Bairros

PS Ipiranga atende mais como núcleo

Ronaldo Schiavone
| Tempo de leitura: 3 min

Apesar da prefeitura negar enfaticamente que irá transformar o Pronto-Socorro (PS) da Vila Ipiranga em Unidade Básica de Saúde (UBS), os indícios apontam para o caminho contrário. Usuários e representantes do Conselho Gestor da unidade estão revoltados com a falta de médicos para realizar os atendimentos de urgência no local. De acordo com eles, o PS tem apenas um clínico geral para cuidar de todos os casos emergenciais.

A presidente do Conselho Gestor da unidade, Miriam Vecchi Rodrigues, afirma que a situação precária do PS já se arrasta há mais de um mês. “Somente as consultas agendadas previamente estão sendo feitas normalmente”, critica.

Rodrigues diz que o atendimento emergencial está sendo cumprido de forma satisfatória apenas durante os finais de semana. Nos demais dias, segundo ela, o clínico geral responsável pelos casos de urgência tem trabalhado à noite.

A dona de casa Marli Brega conta que há uma semana precisou levar o neto de 4 anos até a unidade, quando o menino teve uma forte crise convulsiva. “Eles disseram que não tinha pediatra e fizeram apenas os primeiros socorros. Graças a Deus, um vizinho que tem condução se ofereceu para levá-lo até o PAI (Pronto-Atendimento Infantil). Se fôssemos esperar a ambulância, não daria tempo”, comenta.

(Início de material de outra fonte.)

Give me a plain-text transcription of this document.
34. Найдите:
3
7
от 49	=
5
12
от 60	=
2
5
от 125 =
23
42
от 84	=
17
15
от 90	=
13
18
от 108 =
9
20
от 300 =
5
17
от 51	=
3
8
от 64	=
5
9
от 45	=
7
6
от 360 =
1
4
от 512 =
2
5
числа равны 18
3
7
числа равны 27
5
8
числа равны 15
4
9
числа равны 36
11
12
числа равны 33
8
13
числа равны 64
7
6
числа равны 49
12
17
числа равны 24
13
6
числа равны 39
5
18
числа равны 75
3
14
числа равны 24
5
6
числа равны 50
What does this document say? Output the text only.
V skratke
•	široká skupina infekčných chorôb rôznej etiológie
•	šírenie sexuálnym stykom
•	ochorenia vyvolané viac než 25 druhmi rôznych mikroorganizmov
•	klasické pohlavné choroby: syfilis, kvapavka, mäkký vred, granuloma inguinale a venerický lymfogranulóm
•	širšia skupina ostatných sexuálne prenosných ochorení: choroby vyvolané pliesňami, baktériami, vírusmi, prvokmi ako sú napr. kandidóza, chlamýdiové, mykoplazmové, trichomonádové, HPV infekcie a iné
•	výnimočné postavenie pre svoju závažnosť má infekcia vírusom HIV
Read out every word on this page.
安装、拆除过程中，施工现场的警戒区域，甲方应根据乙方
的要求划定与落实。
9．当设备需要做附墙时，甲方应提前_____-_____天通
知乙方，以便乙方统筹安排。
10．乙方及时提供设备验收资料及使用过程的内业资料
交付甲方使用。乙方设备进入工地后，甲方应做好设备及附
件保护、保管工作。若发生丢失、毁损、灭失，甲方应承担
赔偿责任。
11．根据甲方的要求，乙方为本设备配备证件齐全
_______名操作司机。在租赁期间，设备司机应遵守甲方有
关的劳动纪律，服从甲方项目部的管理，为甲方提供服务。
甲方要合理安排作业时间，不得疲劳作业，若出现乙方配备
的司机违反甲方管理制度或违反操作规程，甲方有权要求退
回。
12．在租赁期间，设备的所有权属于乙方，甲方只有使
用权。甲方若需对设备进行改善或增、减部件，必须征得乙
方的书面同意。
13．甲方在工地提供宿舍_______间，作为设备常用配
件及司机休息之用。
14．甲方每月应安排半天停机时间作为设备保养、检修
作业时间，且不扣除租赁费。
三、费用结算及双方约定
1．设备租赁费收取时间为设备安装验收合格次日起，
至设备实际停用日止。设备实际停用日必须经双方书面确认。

Ela destaca que não se trata de um caso isolado. “Conheço vários pessoas que precisaram de clínico geral ou de pediatra e não encontraram”, relata.

Contestação

O secretário municipal da Saúde, Hanna Georges Saab, contesta a informação de que o PS da Vila Ipiranga conta apenas com um clínico geral, ainda assim trabalhando à noite. De acordo com ele, os médicos que fazem o atendimento das consultas agendadas no período diurno também estão responsáveis pelos casos de urgência.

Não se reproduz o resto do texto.